HetGPT: Harnessing the Power of Prompt Tuning in Pre-Trained Heterogeneous Graph Neural Networks
Yihong Ma, Ning Yan, Jiayu Li, Masood Mortazavi, Nitesh V. Chawla
TL;DR
HetGPT proposes a novel post-training prompting framework for heterogeneous graph neural networks to address negative transfer and label scarcity in semi-supervised node classification. By introducing a virtual class prompt and a heterogeneous feature prompt, along with a multi-view neighborhood aggregation, HetGPT reframes downstream tasks to align with contrastive pre-training objectives while keeping the HGNN backbone frozen. Empirical results on ACM, DBLP, and IMDB show consistent improvements over state-of-the-art HGNNs and pre-training baselines, with notable gains in few-shot settings and faster convergence than fine-tuning. The approach offers practical benefits for leveraging large pre-trained HGNNs in real-world web-scale graphs and opens avenues for extending prompting techniques to other graph tasks and imbalance scenarios.
Abstract
Graphs have emerged as a natural choice to represent and analyze the intricate patterns and rich information of the Web, enabling applications such as online page classification and social recommendation. The prevailing "pre-train, fine-tune" paradigm has been widely adopted in graph machine learning tasks, particularly in scenarios with limited labeled nodes. However, this approach often exhibits a misalignment between the training objectives of pretext tasks and those of downstream tasks. This gap can result in the "negative transfer" problem, wherein the knowledge gained from pre-training adversely affects performance in the downstream tasks. The surge in prompt-based learning within Natural Language Processing (NLP) suggests the potential of adapting a "pre-train, prompt" paradigm to graphs as an alternative. However, existing graph prompting techniques are tailored to homogeneous graphs, neglecting the inherent heterogeneity of Web graphs. To bridge this gap, we propose HetGPT, a general post-training prompting framework to improve the predictive performance of pre-trained heterogeneous graph neural networks (HGNNs).
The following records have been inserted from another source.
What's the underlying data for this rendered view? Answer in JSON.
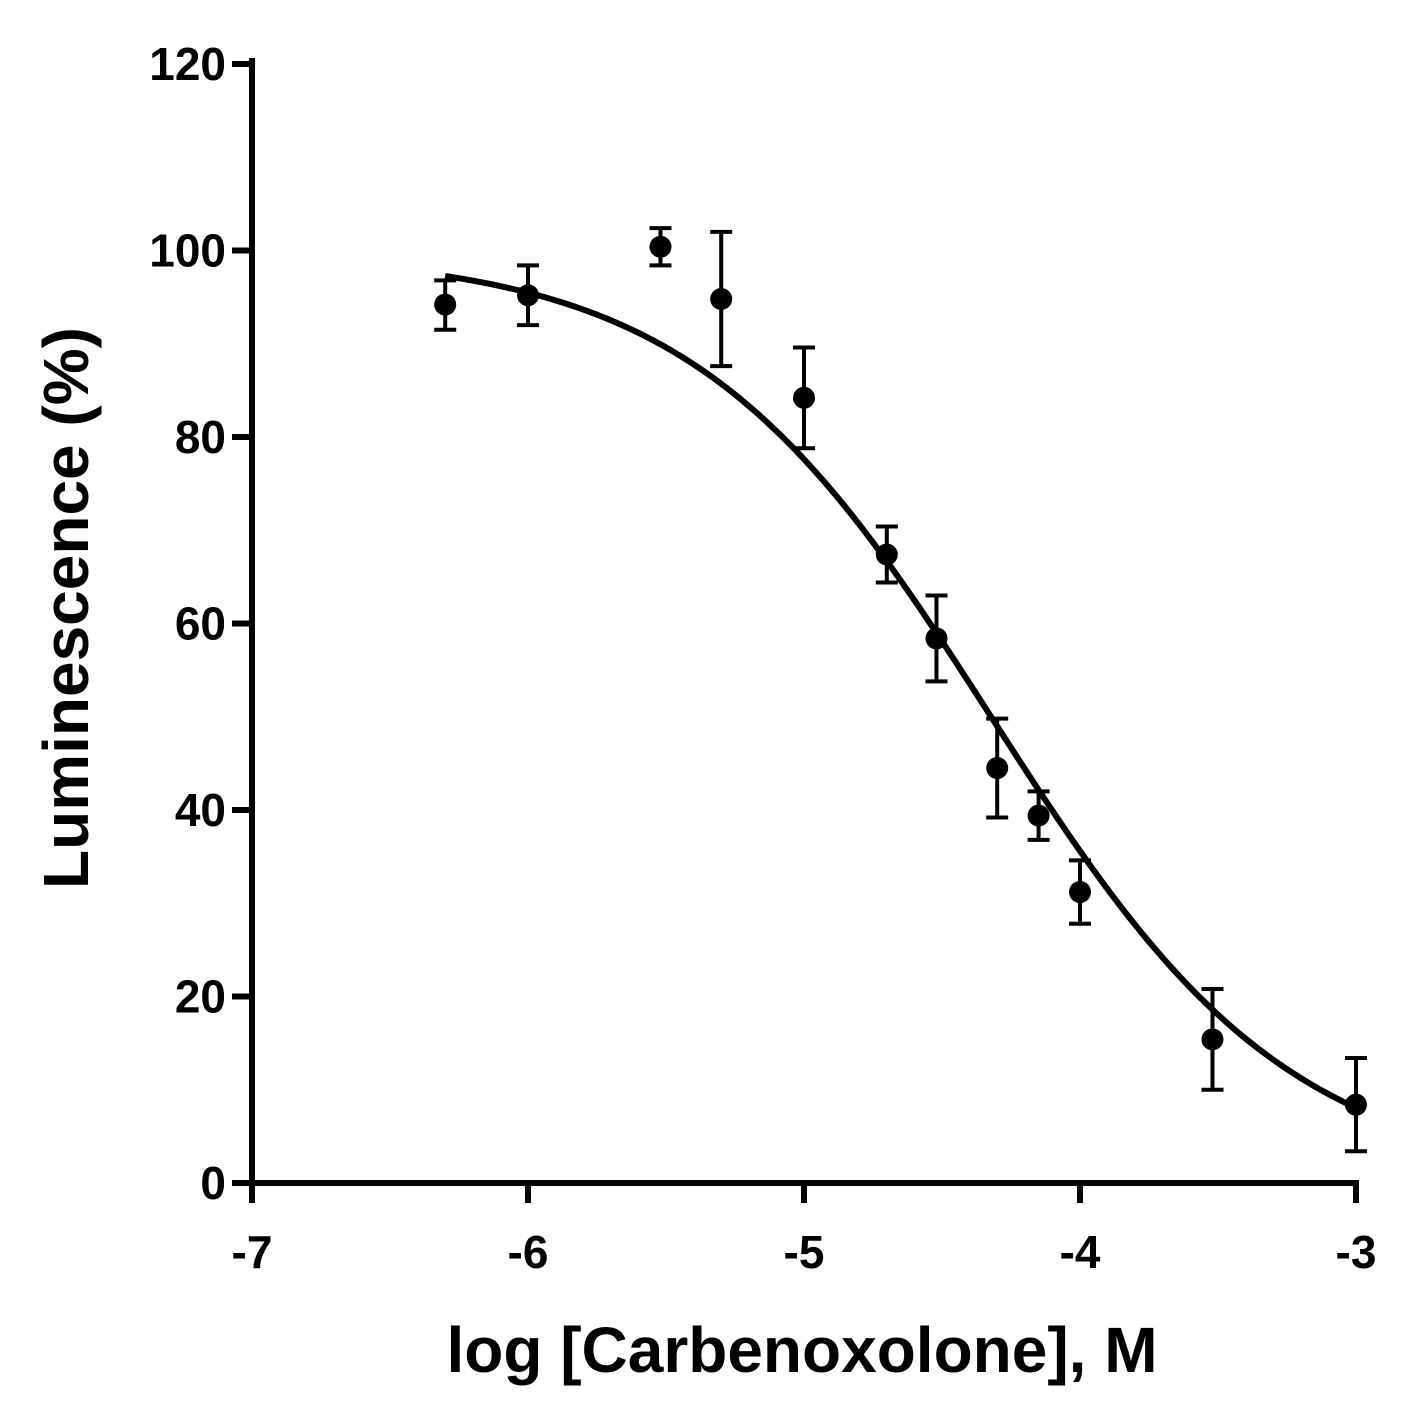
{
  "chart_data": {
    "type": "scatter",
    "xlabel": "log [Carbenoxolone], M",
    "ylabel": "Luminescence (%)",
    "xlim": [
      -7,
      -3
    ],
    "ylim": [
      0,
      120
    ],
    "x_ticks": [
      "-7",
      "-6",
      "-5",
      "-4",
      "-3"
    ],
    "y_ticks": [
      "0",
      "20",
      "40",
      "60",
      "80",
      "100",
      "120"
    ],
    "grid": false,
    "points": [
      {
        "x": -6.3,
        "y": 94.2,
        "err_low": 91.5,
        "err_high": 96.8
      },
      {
        "x": -6.0,
        "y": 95.2,
        "err_low": 92.0,
        "err_high": 98.4
      },
      {
        "x": -5.52,
        "y": 100.4,
        "err_low": 98.4,
        "err_high": 102.4
      },
      {
        "x": -5.3,
        "y": 94.8,
        "err_low": 87.6,
        "err_high": 102.0
      },
      {
        "x": -5.0,
        "y": 84.2,
        "err_low": 78.8,
        "err_high": 89.6
      },
      {
        "x": -4.7,
        "y": 67.4,
        "err_low": 64.4,
        "err_high": 70.4
      },
      {
        "x": -4.52,
        "y": 58.4,
        "err_low": 53.8,
        "err_high": 63.0
      },
      {
        "x": -4.3,
        "y": 44.5,
        "err_low": 39.2,
        "err_high": 49.8
      },
      {
        "x": -4.15,
        "y": 39.4,
        "err_low": 36.8,
        "err_high": 42.0
      },
      {
        "x": -4.0,
        "y": 31.2,
        "err_low": 27.8,
        "err_high": 34.6
      },
      {
        "x": -3.52,
        "y": 15.4,
        "err_low": 10.0,
        "err_high": 20.8
      },
      {
        "x": -3.0,
        "y": 8.4,
        "err_low": 3.4,
        "err_high": 13.4
      }
    ],
    "fit": {
      "model": "four-parameter logistic",
      "top": 99.8,
      "bottom": 0,
      "log_ic50": -4.32,
      "hill_slope": -0.8,
      "x_range": [
        -6.3,
        -3.0
      ]
    }
  }
}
The key is the design of a novel prompting function that integrates a virtual class prompt and a heterogeneous feature prompt, with the aim to reformulate downstream tasks to mirror pretext tasks. Moreover, HetGPT introduces a multi-view neighborhood aggregation mechanism, capturing the complex neighborhood structure in heterogeneous graphs. Extensive experiments on three benchmark datasets demonstrate HetGPT's capability to enhance the performance of state-of-the-art HGNNs on semi-supervised node classification.